Встал я на круг, закрыл глаза и соображаю, в какое бы мне прошлое отправиться? Посмотреть ли сперва на пиратов, на рыцарей или сразу податься в Древний Египет?

Однако на первый раз решил я задумать приказ попроще: в истории я не силен, еще напутаешь что-нибудь.— «Далекое прошлое» — и все тут.

Стал я изо всех сил внушать неведомой машине свое мысленное приказание и вдруг слышу: «Стой! Прочь с круга!» Но остановиться я уже не смог. В последний миг Александр Иванович все-таки успел прыгнуть и схватить меня за плечи, однако стащить меня с круга он не успел — все вокруг засияло, завертелось, какая-то сила сдавила мне затылок, перекрутила всего меня, как мокрую тряпку, и стала вжимать в землю.

...Как только Александр Иванович крикнул: «Стоп! Хватит!» — светящиеся стены шара померкли и как бы развернулись во все стороны до самого горизонта.

Я думал, что попадем в холод, к мамонтам, а на самом деле очень даже жарко.
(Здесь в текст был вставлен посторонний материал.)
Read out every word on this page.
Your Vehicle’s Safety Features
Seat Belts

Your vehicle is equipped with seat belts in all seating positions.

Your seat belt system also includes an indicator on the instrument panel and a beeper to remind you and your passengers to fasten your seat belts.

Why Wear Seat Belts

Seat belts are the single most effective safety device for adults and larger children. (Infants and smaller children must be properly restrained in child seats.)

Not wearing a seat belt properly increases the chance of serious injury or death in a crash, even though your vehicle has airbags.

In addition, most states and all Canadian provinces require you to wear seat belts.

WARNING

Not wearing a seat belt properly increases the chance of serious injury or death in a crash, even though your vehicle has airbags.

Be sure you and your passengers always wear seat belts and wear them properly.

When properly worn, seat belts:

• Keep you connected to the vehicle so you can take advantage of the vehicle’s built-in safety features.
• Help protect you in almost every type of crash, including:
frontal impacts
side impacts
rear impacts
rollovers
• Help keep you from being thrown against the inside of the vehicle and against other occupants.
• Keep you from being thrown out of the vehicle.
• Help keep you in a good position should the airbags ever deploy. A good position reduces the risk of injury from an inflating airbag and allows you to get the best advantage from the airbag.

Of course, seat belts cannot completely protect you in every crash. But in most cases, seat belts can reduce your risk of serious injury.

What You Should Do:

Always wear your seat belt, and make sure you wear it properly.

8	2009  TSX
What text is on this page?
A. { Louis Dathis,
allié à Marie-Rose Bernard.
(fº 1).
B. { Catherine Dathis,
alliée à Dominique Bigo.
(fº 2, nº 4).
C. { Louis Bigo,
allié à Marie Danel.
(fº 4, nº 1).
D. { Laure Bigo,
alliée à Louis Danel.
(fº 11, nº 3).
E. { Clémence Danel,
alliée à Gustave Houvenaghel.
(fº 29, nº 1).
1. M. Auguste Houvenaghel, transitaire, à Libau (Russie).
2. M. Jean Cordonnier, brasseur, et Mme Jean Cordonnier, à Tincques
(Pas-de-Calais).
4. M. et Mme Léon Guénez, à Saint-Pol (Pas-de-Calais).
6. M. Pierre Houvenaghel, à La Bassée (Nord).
Место холмистое, по склонам — рощи. Из знакомых деревьев только дубы и клены, а елок, берез нет вовсе. Вдали — горы. Только что заметил в кустах какого-то зверька. По-моему, простой заяц. Еще я прихлопнул овода, тоже ничем не примечательного.

Несколько минут назад мы были в двадцатом веке, а сейчас — неизвестно где. Но на далекое прошлое не похоже.

Александр Иванович ходит вокруг, осматривает землю, камни: пытается определить время, в котором мы очутились. Шар плывет над его головой. Как выяснилось, шар лучше повинуется тому, кто точнее выражает свою мысль, свое желание. Если не вспоминать о нем, шар всегда перелетает к Александру Ивановичу. Это, наверное, оттого, что у взрослых сильнее электрические сигналы мозга. Я тоже могу переманить шар к себе, нужно только сосредоточиться и подумать о нем. Однако эти опыты Александр Иванович строго-настрого запретил.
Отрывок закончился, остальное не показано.